Disadvantages of a SIMPLE IRA
- Limited to smaller companies: Employers must have no more than 100 employees earning more than $5,000 in the preceding year to create a SIMPLE IRA.
- Employers must fund accounts: Employers are required to fund their employees’ accounts each year.
- Penalties for early withdrawal: If you withdraw money from a traditional SIMPLE IRA before age 59 ½, you’ll be hit with taxes and a 10 percent bonus penalty. In a Roth SIMPLE IRA, you can withdraw contributions at any time without tax or penalty, though any earnings withdrawn before age 59 ½ will have a penalty.
- Required minimum distributions: You have to withdraw a minimum amount annually from the traditional SIMPLE IRA starting at age 73. The Roth version has no required minimum distribution.
Contribution limits for SEP IRAs and SIMPLE IRAs
|Contribution limit (2023)
|$15,500 (plus $3,500 for those over age 50)
Key differences between SEP IRAs and SIMPLE IRAs
While the SEP IRA and SIMPLE IRA look a lot like 401(k) programs, they differ in important respects from that as well as from each other. Both programs are set up by employers on behalf of their employees and have similar distribution rules as a traditional or Roth IRA.
Key differences between the two programs include the following:
- The SEP IRA allows only employers to contribute to the plan, and employees are not allowed to add money.
- The SIMPLE IRA allows employees to add money using elective deferrals from their paycheck, so they can control how much they want to save.

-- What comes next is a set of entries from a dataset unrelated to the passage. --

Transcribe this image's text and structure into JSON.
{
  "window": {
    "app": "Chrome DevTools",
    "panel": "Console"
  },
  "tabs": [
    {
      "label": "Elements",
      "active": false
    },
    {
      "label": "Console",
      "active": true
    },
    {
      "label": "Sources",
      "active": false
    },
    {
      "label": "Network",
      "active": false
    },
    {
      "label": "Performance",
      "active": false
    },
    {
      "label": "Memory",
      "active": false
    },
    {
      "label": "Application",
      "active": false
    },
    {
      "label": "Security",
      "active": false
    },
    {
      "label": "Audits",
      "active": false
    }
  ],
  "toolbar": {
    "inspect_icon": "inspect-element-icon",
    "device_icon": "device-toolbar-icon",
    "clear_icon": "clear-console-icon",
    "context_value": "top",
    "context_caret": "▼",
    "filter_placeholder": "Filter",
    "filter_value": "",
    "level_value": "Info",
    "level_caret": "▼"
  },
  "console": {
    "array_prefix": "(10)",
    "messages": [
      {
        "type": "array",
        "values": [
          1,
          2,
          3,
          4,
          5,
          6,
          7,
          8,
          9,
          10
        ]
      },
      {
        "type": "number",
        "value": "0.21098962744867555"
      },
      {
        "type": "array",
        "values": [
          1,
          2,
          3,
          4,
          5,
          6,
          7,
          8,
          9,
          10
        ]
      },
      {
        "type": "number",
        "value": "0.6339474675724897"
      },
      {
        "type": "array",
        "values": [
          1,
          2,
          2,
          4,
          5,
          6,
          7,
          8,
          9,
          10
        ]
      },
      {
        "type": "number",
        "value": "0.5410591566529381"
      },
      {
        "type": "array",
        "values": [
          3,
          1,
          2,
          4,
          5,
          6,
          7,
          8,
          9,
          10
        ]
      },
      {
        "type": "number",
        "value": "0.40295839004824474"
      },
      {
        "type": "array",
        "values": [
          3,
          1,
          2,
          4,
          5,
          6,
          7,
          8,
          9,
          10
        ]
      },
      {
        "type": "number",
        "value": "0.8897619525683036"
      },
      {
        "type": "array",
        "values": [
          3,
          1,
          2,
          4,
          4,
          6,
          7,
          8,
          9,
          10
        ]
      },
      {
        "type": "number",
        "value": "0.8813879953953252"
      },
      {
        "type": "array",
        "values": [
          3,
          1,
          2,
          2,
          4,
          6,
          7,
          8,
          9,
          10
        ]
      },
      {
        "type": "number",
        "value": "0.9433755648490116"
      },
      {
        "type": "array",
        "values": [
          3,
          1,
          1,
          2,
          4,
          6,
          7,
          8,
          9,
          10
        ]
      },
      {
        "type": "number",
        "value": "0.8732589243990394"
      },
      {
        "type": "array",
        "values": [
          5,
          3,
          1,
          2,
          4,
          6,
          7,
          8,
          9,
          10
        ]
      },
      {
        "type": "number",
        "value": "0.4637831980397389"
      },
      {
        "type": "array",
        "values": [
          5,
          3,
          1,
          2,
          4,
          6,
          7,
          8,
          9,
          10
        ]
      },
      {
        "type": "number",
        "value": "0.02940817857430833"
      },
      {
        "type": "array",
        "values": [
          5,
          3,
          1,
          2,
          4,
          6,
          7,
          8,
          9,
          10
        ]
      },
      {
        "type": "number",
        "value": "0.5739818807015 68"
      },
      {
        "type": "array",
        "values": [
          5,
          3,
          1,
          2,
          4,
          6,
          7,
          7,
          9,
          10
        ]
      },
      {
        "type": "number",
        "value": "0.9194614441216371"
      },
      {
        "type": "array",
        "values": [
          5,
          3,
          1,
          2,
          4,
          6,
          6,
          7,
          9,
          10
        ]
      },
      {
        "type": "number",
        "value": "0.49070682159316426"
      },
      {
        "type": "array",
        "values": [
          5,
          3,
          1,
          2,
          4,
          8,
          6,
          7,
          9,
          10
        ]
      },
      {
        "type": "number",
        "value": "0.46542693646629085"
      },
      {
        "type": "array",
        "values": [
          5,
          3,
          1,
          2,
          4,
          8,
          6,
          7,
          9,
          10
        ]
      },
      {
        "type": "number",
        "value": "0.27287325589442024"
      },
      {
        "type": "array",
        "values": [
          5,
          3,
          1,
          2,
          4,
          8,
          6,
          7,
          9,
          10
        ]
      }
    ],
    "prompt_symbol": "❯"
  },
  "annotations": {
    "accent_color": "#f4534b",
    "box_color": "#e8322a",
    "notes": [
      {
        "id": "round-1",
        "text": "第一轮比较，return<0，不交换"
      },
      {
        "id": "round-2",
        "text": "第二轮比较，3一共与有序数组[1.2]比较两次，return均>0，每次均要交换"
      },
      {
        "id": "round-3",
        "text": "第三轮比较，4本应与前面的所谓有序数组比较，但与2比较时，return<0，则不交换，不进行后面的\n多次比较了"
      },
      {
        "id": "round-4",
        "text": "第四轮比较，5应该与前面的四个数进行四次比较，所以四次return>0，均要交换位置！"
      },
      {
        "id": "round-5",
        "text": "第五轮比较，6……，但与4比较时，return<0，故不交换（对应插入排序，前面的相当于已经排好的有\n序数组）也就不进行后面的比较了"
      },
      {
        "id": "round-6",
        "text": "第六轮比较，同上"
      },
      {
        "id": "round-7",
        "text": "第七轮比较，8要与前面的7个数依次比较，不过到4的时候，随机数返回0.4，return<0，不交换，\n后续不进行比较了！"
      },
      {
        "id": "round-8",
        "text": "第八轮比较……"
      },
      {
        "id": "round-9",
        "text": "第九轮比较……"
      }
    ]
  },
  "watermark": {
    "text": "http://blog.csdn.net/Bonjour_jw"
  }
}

- With the SIMPLE IRA employers must contribute some amount to their employees’ accounts or risk running afoul of the IRS. They have two choices for contributing.
- With a SEP IRA, employers may contribute to the plan, but they are not obligated.

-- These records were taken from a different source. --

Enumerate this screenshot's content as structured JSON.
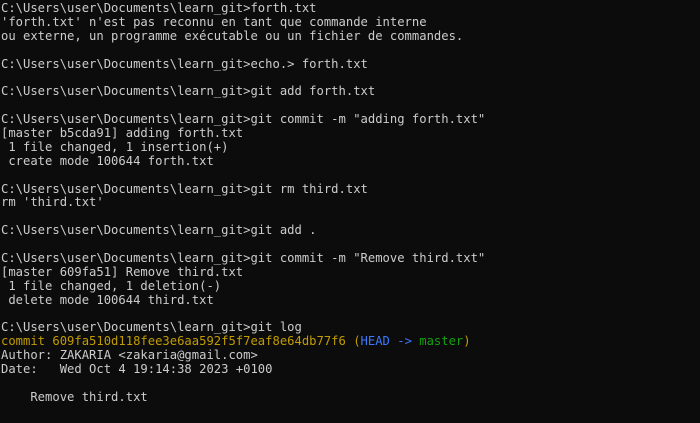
{
  "terminal": {
    "lines": [
      "C:\\Users\\user\\Documents\\learn_git>forth.txt",
      "'forth.txt' n'est pas reconnu en tant que commande interne",
      "ou externe, un programme exécutable ou un fichier de commandes.",
      "",
      "C:\\Users\\user\\Documents\\learn_git>echo.> forth.txt",
      "",
      "C:\\Users\\user\\Documents\\learn_git>git add forth.txt",
      "",
      "C:\\Users\\user\\Documents\\learn_git>git commit -m \"adding forth.txt\"",
      "[master b5cda91] adding forth.txt",
      " 1 file changed, 1 insertion(+)",
      " create mode 100644 forth.txt",
      "",
      "C:\\Users\\user\\Documents\\learn_git>git rm third.txt",
      "rm 'third.txt'",
      "",
      "C:\\Users\\user\\Documents\\learn_git>git add .",
      "",
      "C:\\Users\\user\\Documents\\learn_git>git commit -m \"Remove third.txt\"",
      "[master 609fa51] Remove third.txt",
      " 1 file changed, 1 deletion(-)",
      " delete mode 100644 third.txt",
      "",
      "C:\\Users\\user\\Documents\\learn_git>git log"
    ],
    "log": {
      "commit_prefix": "commit 609fa510d118fee3e6aa592f5f7eaf8e64db77f6 ",
      "paren_open": "(",
      "head": "HEAD -> ",
      "branch": "master",
      "paren_close": ")",
      "author": "Author: ZAKARIA <zakaria@gmail.com>",
      "date": "Date:   Wed Oct 4 19:14:38 2023 +0100",
      "blank": "",
      "message": "    Remove third.txt"
    },
    "colors": {
      "background": "#0c0c0c",
      "foreground": "#cccccc",
      "commit_hash": "#c19c00",
      "head": "#3b78ff",
      "branch": "#13a10e"
    }
  }
}
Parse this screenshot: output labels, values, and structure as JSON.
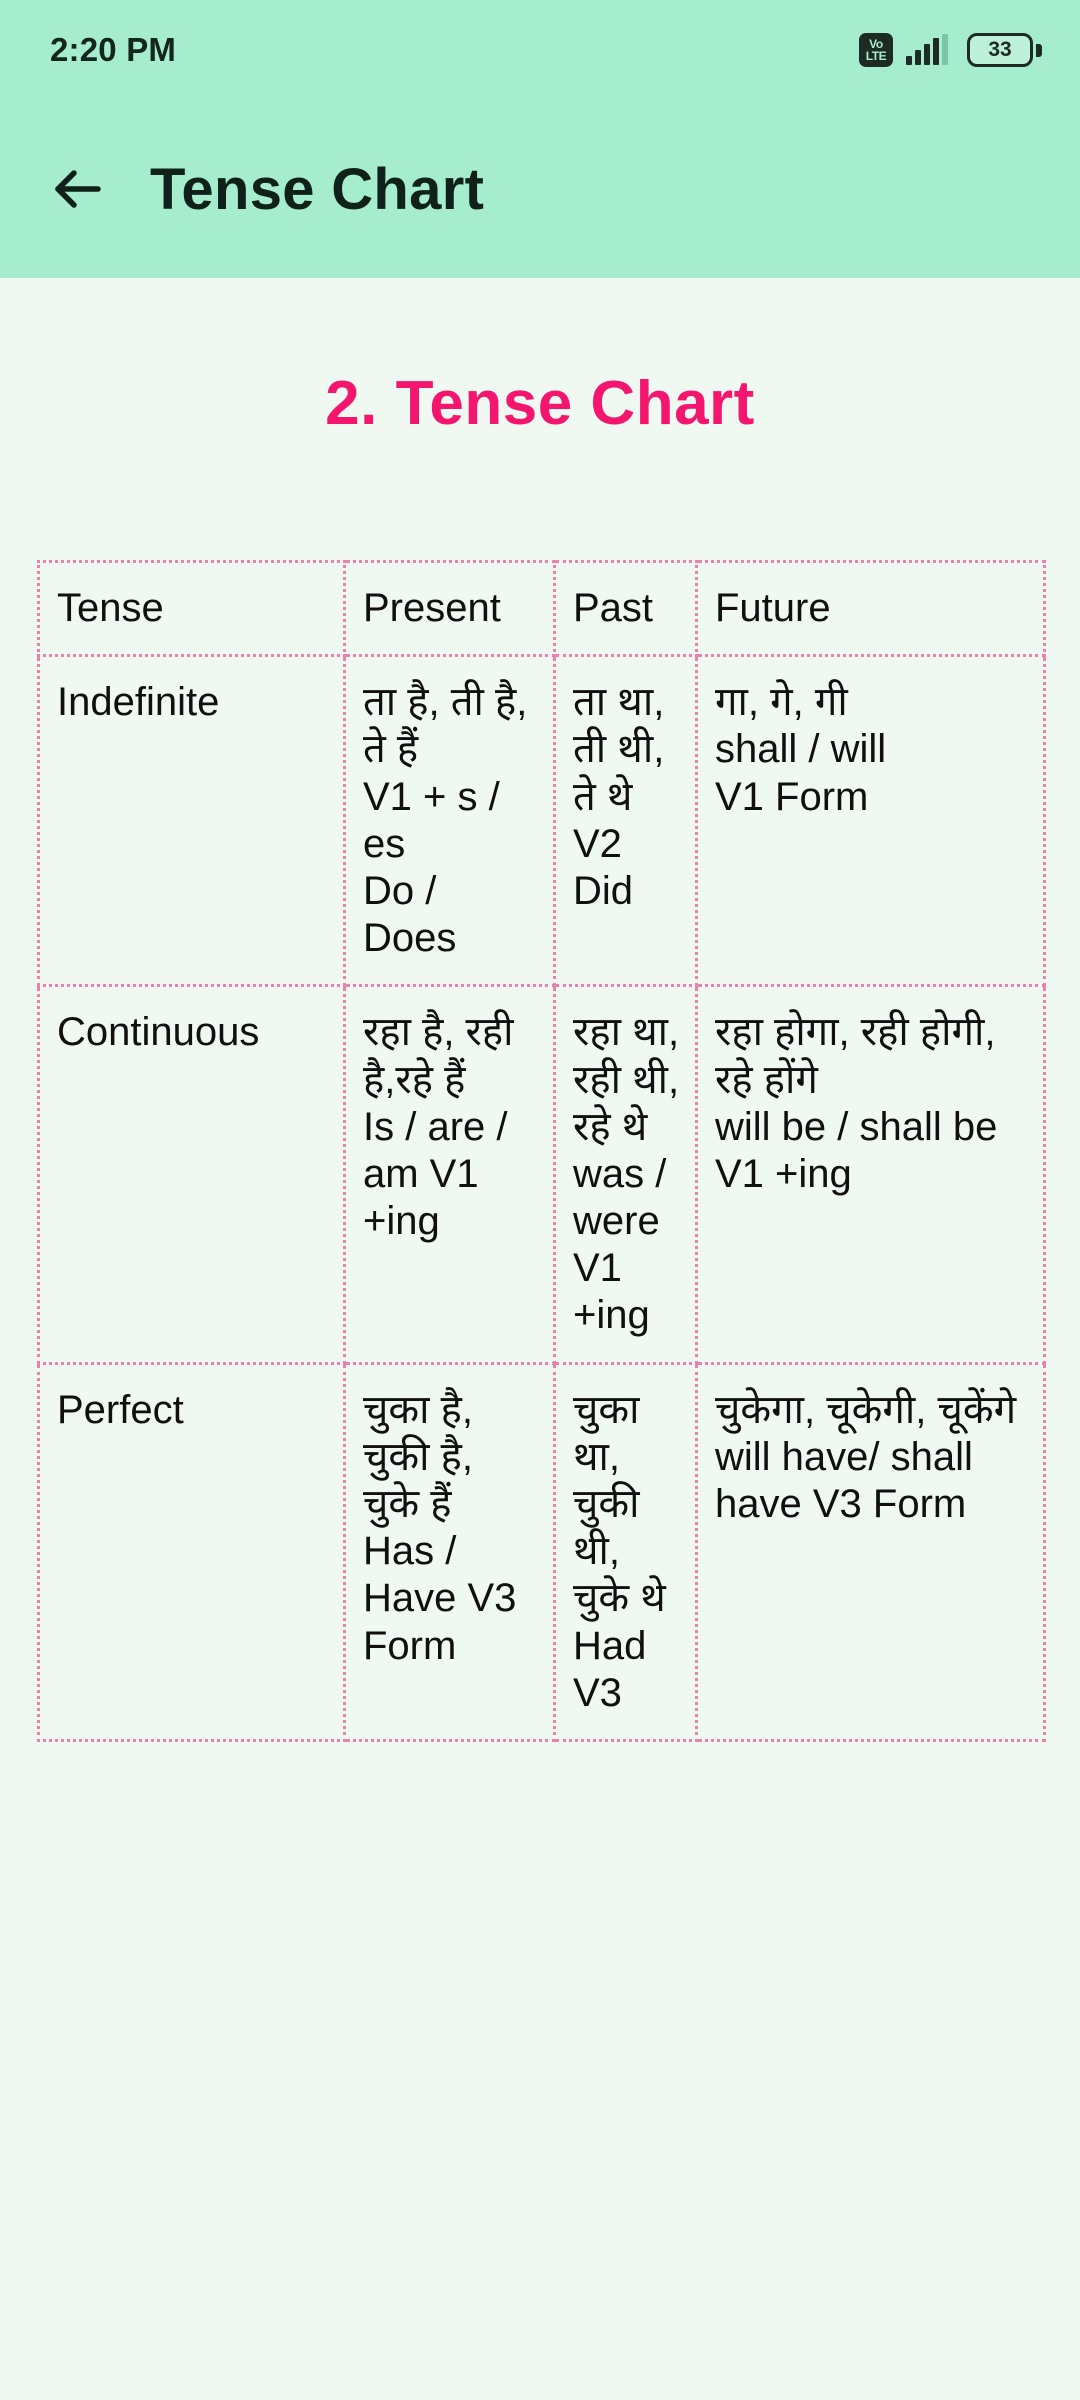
{
  "status_bar": {
    "clock": "2:20 PM",
    "network_badge_top": "Vo",
    "network_badge_bottom": "LTE",
    "battery_level": "33",
    "signal_icon": "signal-bars-icon",
    "battery_icon": "battery-icon"
  },
  "app_bar": {
    "back_icon": "back-arrow-icon",
    "title": "Tense Chart"
  },
  "page": {
    "heading": "2. Tense Chart",
    "heading_color": "#f4166e",
    "background_color": "#eff9f2",
    "appbar_color": "#a6edcd"
  },
  "chart_data": {
    "type": "table",
    "title": "2. Tense Chart",
    "border_color": "#ef7fad",
    "header_label_color": "#8f00e8",
    "header_period_color": "#d4772a",
    "row_label_color": "#3f8a3a",
    "columns": [
      "Tense",
      "Present",
      "Past",
      "Future"
    ],
    "rows": [
      {
        "label": "Indefinite",
        "present": [
          "ता है, ती है, ते हैं",
          "V1 + s / es",
          "Do / Does"
        ],
        "past": [
          "ता था, ती थी, ते थे",
          "V2",
          "Did"
        ],
        "future": [
          "गा, गे, गी",
          "shall / will",
          "V1 Form"
        ]
      },
      {
        "label": "Continuous",
        "present": [
          "रहा है, रही है,रहे हैं",
          "Is / are / am V1 +ing"
        ],
        "past": [
          "रहा था, रही थी, रहे थे",
          "was / were V1 +ing"
        ],
        "future": [
          "रहा होगा, रही होगी, रहे होंगे",
          "will be / shall be V1 +ing"
        ]
      },
      {
        "label": "Perfect",
        "present": [
          "चुका है, चुकी है, चुके हैं",
          "Has / Have V3 Form"
        ],
        "past": [
          "चुका था, चुकी थी, चुके थे",
          " Had V3"
        ],
        "future": [
          "चुकेगा, चूकेगी, चूकेंगे",
          "will have/ shall have V3 Form"
        ]
      }
    ]
  }
}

- A SEP IRA allows employers to contribute up to $66,000 (in 2023), or up to 25 percent of an employee’s salary, whichever is less. In contrast, a SIMPLE IRA allows employees to contribute up to $15,500 (in 2023), while employers can add additional contributions.
Both plans are popular with small businesses, especially those who are self-employed, because of the plans’ ability to stash away huge amounts of money above and beyond what they can do in their own personal IRA. Another popular choice for the self-employed is the solo 401(k).
The SEP IRA and SIMPLE IRA were created to help smaller employers, including the self-employed, have a more robust vehicle to help employees save for retirement. The plans boast large maximum contributions and offer varying benefits, but it’s up to employers to decide which plan works best for them and their financial situation. Finally, the self-employed might consider another retirement plan, the solo 401(k), which offers various other benefits.